Proprio il testo di “Ai giochi Addio” tratta la fine dei giochi infantili, fatti di illusioni di onnipotenza, di giocattoli con cui trastullarsi, di quella dimensione in cui i bambini sono tali proprio quando non sanno ancora accedere a un senso dell’amore diverso da quello parentale…

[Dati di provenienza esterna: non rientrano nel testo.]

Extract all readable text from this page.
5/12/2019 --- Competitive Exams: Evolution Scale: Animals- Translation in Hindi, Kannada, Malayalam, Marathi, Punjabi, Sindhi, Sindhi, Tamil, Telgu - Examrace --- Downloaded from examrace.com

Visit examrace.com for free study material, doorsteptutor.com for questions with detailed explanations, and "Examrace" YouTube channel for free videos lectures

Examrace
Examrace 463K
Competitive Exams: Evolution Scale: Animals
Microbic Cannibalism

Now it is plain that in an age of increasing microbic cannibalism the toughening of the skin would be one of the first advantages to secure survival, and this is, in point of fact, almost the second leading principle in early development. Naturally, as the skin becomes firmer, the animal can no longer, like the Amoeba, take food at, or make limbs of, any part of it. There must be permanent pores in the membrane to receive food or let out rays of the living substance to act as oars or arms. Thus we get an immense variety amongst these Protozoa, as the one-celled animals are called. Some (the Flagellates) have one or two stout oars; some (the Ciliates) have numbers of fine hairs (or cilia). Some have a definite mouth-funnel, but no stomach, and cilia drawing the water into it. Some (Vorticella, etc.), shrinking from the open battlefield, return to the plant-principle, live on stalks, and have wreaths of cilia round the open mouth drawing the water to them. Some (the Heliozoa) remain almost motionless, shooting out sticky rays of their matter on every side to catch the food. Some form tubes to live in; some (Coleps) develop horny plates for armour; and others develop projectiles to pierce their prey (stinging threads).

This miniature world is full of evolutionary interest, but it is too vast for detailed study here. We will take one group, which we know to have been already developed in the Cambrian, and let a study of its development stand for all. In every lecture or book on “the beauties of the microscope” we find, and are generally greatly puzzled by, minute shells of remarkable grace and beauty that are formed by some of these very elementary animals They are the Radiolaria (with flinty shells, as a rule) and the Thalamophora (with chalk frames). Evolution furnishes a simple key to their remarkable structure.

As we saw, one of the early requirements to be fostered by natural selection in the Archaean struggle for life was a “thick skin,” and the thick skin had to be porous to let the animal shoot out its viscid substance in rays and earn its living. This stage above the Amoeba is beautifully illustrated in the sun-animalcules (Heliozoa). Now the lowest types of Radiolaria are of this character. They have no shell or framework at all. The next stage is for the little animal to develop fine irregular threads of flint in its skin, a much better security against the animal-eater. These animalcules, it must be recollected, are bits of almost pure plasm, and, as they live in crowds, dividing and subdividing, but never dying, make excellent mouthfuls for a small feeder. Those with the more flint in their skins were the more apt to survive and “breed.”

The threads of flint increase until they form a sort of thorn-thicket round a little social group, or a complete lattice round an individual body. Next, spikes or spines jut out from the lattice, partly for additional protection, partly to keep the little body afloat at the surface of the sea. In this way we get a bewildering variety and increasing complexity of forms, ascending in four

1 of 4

I maschietti e le femminucce che si incontrano a quell’età si squadrano, sospettosi e, come i Montecchi e i Capuleti, a volte detestando l’uno la diversità dell’altra, diversità foriera di una minacciosa percezione di un mondo diverso da quello che il bambino e la bambina rispettivamente già conoscevano("il maschio diverso/contro Me femmina; la femmina diversa/contro Me maschio”)… Minacciosa, eppure attraente. Inevitabile. E poi, dalla ostile diversità dei due poli, del maschio/Montecchi e della femmina/Capuleti, ecco che qualcosa germoglia dal terreno del conflitto: l’incontro, proprio Romeo e Giulietta, lo stadio evolutivo successivo rispetto al mantenimento di un amore per la stirpe, per i parenti e per le regole, a cui i due giovani amanti, come nella canzone, hanno rinunciato, ribellandosi ai loro cognomi e i conseguenti doveri. E al contempo, ne conserva alcune delle caratteristiche dell’infanzia.
Approfondiamo meglio questa visione, apparentemente contraddittoria.
In adolescenza l’amore è passionale, totalizzante, perché tante sono innanzitutto le cose che cambiano nell’adolescente: il corpo cambia con gli ormoni e compaiono caratteri sessuali primari e secondari, le emozioni sono più intense e mutevoli, il pensiero inizia a farsi astratto e ipotetico, comincia la sperimentazione del piacere in sé con la masturbazione, mentre il rapporto relazionale con gli adulti non è più dipendente, ma ci sono i primi tentativi di spinta all’autonomia, rendendola l’età per eccellenza della contro-dipendenza (“dipendo da te ma voglio dimostrare il contrario”) e d'enorme considerazione e confronto con il gruppo dei pari, al fine di creare una sorta di identità diversa da quella ereditata dai genitori. Va da sé che è un’età di enormi conflitti e contraddizioni, dove il bisogno di carezze e di riconoscimento del bambino convive e si scontra con il tentativo di dimostrare che possono essere capaci di farcela da soli!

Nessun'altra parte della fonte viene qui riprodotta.